Feasting on exotic food while musing on the hidden and forbidden

Desiree L. Balota

EVEN as garnishing and plating are not the essentials of a culinary masterpiece, they undoubtedly play a great role in the invitation and persuasion of the otherwise reserved diner to generously partake of the beautiful meal. Owing to the irresistible blend of color and arrangement green leaves, firm noodles, and perfectly cut meat plus charming beverage in a glass that has a slice of fruit gracefully sitting on its side, the diner is enticed to try what the charming dish has to offer.

The sweetness of presentation not only mirrors but also echoes a revelation of the joy and artistry of cooking. In the world where text is the staple ingredient, the choice of what it will declare or challenge, ask or command is a vital decision along with how the text will be arranged and decorated as it is used to convey the chosen message. As perfecting a recipe is a necessity to both beginning cook and master chef, defining the right formula that would define a column’s success is of importance to them who write columns in newspapers and magazines.

Aiming to inform, persuade, instruct, or entertain, the columnist juggles thought and emotion with words that could most ably deliver the goods that are sound reason, firm conviction, or profound philosophy to an absentee and silent yet intent and responsive audience. With this in cautious and dedicated consideration, the columnist incorporates flavor and spice to secure an audience that is captivated and sustained and consequently attentive or maybe better yet converted into the faith that could move him or her spread the word around.

Inevitably charming and decidedly attention-grabbing and sustaining even without the garnish of delightful prose or verse openings is the topic of the hidden and the forbidden.

And since these subjects are not particularly novel, the choice of what to unveil or reveal is particularly crucial. The comments and reactions to columns that challenge the popular, powerful, and the perpetual, say columns the likes of Jaime Licauco’s and Danton Remoto’s display how a column can succeed in capturing a steady and attentive audience who are most likely to react to and share what they have read. With this, a following is defined and increased.
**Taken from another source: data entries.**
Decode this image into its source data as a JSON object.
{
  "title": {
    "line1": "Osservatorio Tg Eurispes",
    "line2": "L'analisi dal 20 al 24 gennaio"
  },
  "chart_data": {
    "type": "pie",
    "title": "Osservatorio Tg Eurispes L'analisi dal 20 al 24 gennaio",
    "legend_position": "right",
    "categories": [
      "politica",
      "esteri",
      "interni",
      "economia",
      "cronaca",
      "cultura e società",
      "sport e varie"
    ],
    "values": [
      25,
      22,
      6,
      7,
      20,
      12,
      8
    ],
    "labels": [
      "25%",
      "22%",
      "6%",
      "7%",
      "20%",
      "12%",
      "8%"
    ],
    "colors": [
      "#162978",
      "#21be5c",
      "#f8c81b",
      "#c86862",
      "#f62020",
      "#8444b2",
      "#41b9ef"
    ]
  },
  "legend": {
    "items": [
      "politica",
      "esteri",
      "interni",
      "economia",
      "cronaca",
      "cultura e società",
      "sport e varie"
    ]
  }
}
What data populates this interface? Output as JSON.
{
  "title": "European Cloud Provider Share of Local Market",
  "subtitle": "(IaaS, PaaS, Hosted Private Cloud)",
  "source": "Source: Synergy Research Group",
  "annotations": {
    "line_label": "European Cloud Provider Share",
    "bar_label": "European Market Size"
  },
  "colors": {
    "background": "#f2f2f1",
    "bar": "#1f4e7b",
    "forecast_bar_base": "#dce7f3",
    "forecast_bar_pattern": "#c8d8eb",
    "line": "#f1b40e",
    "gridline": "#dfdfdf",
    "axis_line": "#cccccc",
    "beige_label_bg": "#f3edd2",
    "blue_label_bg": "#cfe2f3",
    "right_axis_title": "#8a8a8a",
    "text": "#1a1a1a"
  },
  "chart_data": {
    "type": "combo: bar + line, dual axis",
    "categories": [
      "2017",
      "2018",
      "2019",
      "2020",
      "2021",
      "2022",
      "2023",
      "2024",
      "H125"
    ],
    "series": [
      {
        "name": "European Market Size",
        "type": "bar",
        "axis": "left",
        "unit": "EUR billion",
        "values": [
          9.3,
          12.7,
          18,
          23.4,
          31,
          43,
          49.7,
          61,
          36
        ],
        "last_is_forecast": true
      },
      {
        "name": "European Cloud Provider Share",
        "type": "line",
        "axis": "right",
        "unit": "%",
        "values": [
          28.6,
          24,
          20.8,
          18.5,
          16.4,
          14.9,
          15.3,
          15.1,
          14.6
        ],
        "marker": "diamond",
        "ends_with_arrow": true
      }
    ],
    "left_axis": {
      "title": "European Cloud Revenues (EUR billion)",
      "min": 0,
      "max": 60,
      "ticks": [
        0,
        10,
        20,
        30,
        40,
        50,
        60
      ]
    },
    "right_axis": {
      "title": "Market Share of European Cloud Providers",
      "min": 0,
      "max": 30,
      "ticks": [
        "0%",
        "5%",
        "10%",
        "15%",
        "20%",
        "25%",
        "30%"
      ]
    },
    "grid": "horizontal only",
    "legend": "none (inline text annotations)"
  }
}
Making the unpopular, one that is hidden and forbidden, as the essential in the dish of exposition and how to do its presentation is enough to enough to stir emotions and challenge beliefs. The interest and the intrigue spawned by the topic itself and the writer who, with full confidence and conviction, decides to expose what has been veiled and shut for a long time will be looked into, and, in the process analyze the commonalities of structure and semantics that spell a gripping combination.

Broadcasting one’s thoughts on paper is like making known the hidden delicacies that seek the affirmation or recommendation or, at least, the attention of the diners who partake of the feast of flavors in the dish well-plated through the columnist’s servings of soups entrées of introductions, salads and viands of expositions, and fruits and icings of clinchers. When this delicacy passes the first of taste tests, then for sure, like any regular diner, the reader is left wanting for more as he or she prays for a platter perpetually full of the distinct and trademark dish that is the columnist’s consistent and subject and style.

When the combination is successful, no matter how uncommon or unpopular the topic is, like what well-prepared exotic dishes are to the taste of the conservative diner, the said topic will always find way in conversations whether actual or virtual, real or imagined. It is, though arguably, by this same token that the hidden and the forbidden attracts dedicated and dynamic following. After all, when a promise or even a suggestion of clarity and enlightenment is articulated as facts and finds that have never been put out or viewed the way they were before are laid on the table, a stir that births a voice loud enough to bring even the decidedly apathetic and the deliberately deaf to attention is in the offing.

And when this voice is assumed by personalities who have a way with words, the voice is not only loud but also drawingly smooth thereby making it all the more difficult to dismiss. And from this, we experience that we should not stop at taste tests.